Nanjo waits briefly for further reaction, discomforted; when it doesn't come, he eventually excuses himself from the room, his feet shuffling and awkward across the hardwood floor.


At the occurrence of a certain miracle, he tells himself, he will allow himself to apologize.

When she appears, uncertain and hands fiddling at the front of the black dress, awkward and bulky around pale, thin shoulders, he falls to his knees and feels a kind of weightlessness overtake his body. Though the dress is the same, the calloused hands feel different – and the voice is similar but not quite exact, huskier—remnants of Lion. She always spoke in the past with a kind of radiance – the promise of quiet, gentle laughter behind every word, even as she spoke of death and of an uncertain future.
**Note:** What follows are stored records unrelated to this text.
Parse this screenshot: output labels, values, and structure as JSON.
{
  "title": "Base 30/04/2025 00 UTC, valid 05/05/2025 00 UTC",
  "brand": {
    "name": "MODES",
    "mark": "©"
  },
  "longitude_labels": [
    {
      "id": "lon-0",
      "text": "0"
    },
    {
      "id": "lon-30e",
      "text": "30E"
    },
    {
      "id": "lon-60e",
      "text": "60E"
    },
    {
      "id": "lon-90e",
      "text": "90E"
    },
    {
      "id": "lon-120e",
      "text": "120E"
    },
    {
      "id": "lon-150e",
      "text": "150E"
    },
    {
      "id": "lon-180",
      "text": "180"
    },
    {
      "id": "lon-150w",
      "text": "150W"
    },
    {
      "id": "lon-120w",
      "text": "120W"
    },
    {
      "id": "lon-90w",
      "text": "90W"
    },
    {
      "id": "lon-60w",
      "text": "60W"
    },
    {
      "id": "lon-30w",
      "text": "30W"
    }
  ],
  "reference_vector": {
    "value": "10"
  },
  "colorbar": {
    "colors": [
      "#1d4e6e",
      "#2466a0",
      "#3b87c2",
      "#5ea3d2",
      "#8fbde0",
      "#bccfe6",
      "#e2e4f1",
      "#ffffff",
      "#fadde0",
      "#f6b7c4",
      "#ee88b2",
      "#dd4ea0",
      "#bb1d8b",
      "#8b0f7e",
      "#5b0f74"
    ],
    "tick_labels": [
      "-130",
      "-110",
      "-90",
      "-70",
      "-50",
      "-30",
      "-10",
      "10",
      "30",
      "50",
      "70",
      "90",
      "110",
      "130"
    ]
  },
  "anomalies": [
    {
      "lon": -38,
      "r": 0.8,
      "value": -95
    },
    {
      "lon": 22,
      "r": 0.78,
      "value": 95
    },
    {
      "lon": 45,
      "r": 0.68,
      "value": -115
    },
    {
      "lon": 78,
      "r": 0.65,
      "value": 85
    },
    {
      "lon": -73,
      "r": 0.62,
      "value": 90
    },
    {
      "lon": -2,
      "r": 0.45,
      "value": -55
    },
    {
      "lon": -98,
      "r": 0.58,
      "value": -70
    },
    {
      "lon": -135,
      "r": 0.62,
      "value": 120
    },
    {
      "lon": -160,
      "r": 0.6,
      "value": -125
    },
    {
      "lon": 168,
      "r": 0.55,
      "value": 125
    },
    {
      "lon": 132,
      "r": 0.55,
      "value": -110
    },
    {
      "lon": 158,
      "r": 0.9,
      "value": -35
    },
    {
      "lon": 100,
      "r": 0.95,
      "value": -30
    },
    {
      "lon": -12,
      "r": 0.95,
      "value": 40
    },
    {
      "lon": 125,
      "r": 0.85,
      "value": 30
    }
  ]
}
But he forgives it. Rather, he knows he is beyond the position of forgiving.

Beatrice stares down at him with uncomprehending eyes as he babbles and spasms and weeps at her feet like a child; her lips move a few times, faint and pale, but she falters and, in the end, answers, in the way he demands—in accordance to the script he had turned and refined over and over in his head while dreaming endlessly of this day.

He knows the value of order. It requires a kind of acting, of stagecraft, on all parts—once, he remembers, there was a woman he had loved, whom he had called witch, and to believe in her now was to quietly snuff out the existence of two servants and the child he had once embraced as his salvation, nineteen years ago.

But he thinks to himself—as his heart gives out, and he hears Beatrice's startled cry and senses Genji moving forward towards him—that he will allow himself this faux salvation, as a final act of selfishness.